Hacker News new | ask | show | jobs
by pavon 723 days ago
proto2 allowed both required fields and optional fields, and there were pros and cons to using both, but both were workable options.

Then proto3 went and implemented a hybrid that was the worst of both worlds. They made all fields optional, but eliminated the introspection that let a receiver know if a field had been populated by the sender. Instead they silently populated missing fields with a hardcoded default that could be a perfectly meaningful value for that field. This effectively made all fields required for the sender, but without the framework support to catch when fields were accidentally not populated. And it made it necessary to add custom signaling between the sender and receiver to indicate message versions or other mechanisms so the receiver could determine which fields the sender was expected to have actually populated.

2 comments

You can now detect field presence in several cases: https://protobuf.dev/programming-guides/field_presence/#pres...

This is very solid with message types, but for basic types you can add `optional field` if needed as well (essentially making the value nullable)

proto2 required fields were basically unusable for some technical reason I forget, to the point where they're banned where I work, so you had to make everything optional, when in many cases it was unnecessary. Leading to a lot of null vs 0 mistakes.

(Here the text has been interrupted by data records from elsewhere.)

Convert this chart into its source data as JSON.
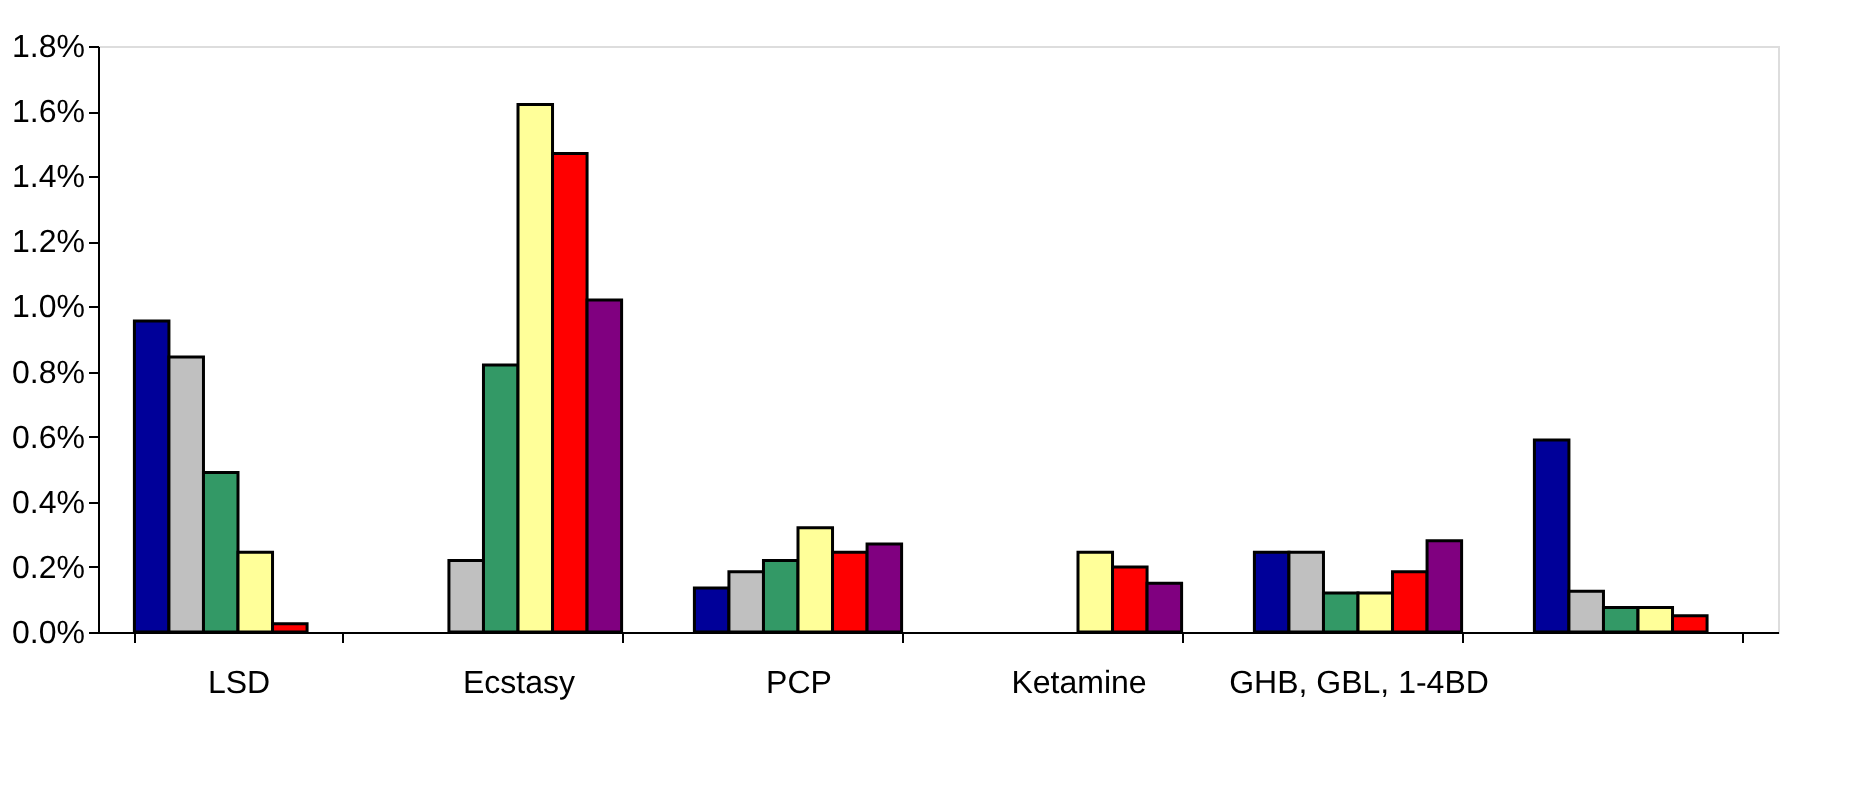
{
  "chart_data": {
    "type": "bar",
    "categories": [
      "LSD",
      "Ecstasy",
      "PCP",
      "Ketamine",
      "GHB, GBL, 1-4BD",
      null
    ],
    "series": [
      {
        "color": "#000099",
        "values": [
          0.955,
          null,
          0.135,
          null,
          0.245,
          0.59
        ]
      },
      {
        "color": "#c0c0c0",
        "values": [
          0.845,
          0.22,
          0.185,
          null,
          0.245,
          0.125
        ]
      },
      {
        "color": "#339966",
        "values": [
          0.49,
          0.82,
          0.22,
          null,
          0.12,
          0.075
        ]
      },
      {
        "color": "#ffff99",
        "values": [
          0.245,
          1.62,
          0.32,
          0.245,
          0.12,
          0.075
        ]
      },
      {
        "color": "#ff0000",
        "values": [
          0.025,
          1.47,
          0.245,
          0.2,
          0.185,
          0.05
        ]
      },
      {
        "color": "#800080",
        "values": [
          null,
          1.02,
          0.27,
          0.15,
          0.28,
          null
        ]
      }
    ],
    "ylim": [
      0,
      1.8
    ],
    "yticks": [
      {
        "value": 0,
        "label": "0.0%"
      },
      {
        "value": 0.2,
        "label": "0.2%"
      },
      {
        "value": 0.4,
        "label": "0.4%"
      },
      {
        "value": 0.6,
        "label": "0.6%"
      },
      {
        "value": 0.8,
        "label": "0.8%"
      },
      {
        "value": 1.0,
        "label": "1.0%"
      },
      {
        "value": 1.2,
        "label": "1.2%"
      },
      {
        "value": 1.4,
        "label": "1.4%"
      },
      {
        "value": 1.6,
        "label": "1.6%"
      },
      {
        "value": 1.8,
        "label": "1.8%"
      }
    ],
    "grid": false,
    "legend": false
  }
}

Proto3 made primitives all non-optional, default 0. But messages were all still optional, so you could always wrap primitives that really needed to be optional. Then they added optionals for primitives too recently, implemented internally as wrapper messages, which imo was long overdue.

The technical reason is that they break the end-to-end principle. In computer networking in general, it is a desirable property for an opaque message to remain opaque, and agnostic to every server and system that it passes through. This is part of what makes TCP/IP so powerful: you can send an IP packet through Ethernet or Token Ring or Wi-Fi or carrier pigeon, and it doesn't matter, it's just a bunch of bytes that get passed through by the network topology.

Protobufs generally respect this property, but required fields break it. If you have a field that is marked 'required' and then a message omitting it passes through a server with that schema, the whole message will fail to parse. Even if the schema definition on both the sender and the recipient omits the field entirely.

Consider what happens when you add a new required field to a protobuf message, which might be embedded deep in a hierarchy, and then send it through a network of heterogenous binaries. You make the change in your source repository and expect that everything in your distributed system will instantly reflect that reality. However, binaries get pushed at different times. The sender may not have picked up the new schema, and so doesn't know to populate it. The recipient may not have picked up the new schema, and so doesn't expect to read it. Some message-bus middleware did pick up the new schema, and so the containing message which embeds your new field fails to parse, and the middleware binary crashes with an assertion failure, bringing down a lot of unrelated services too.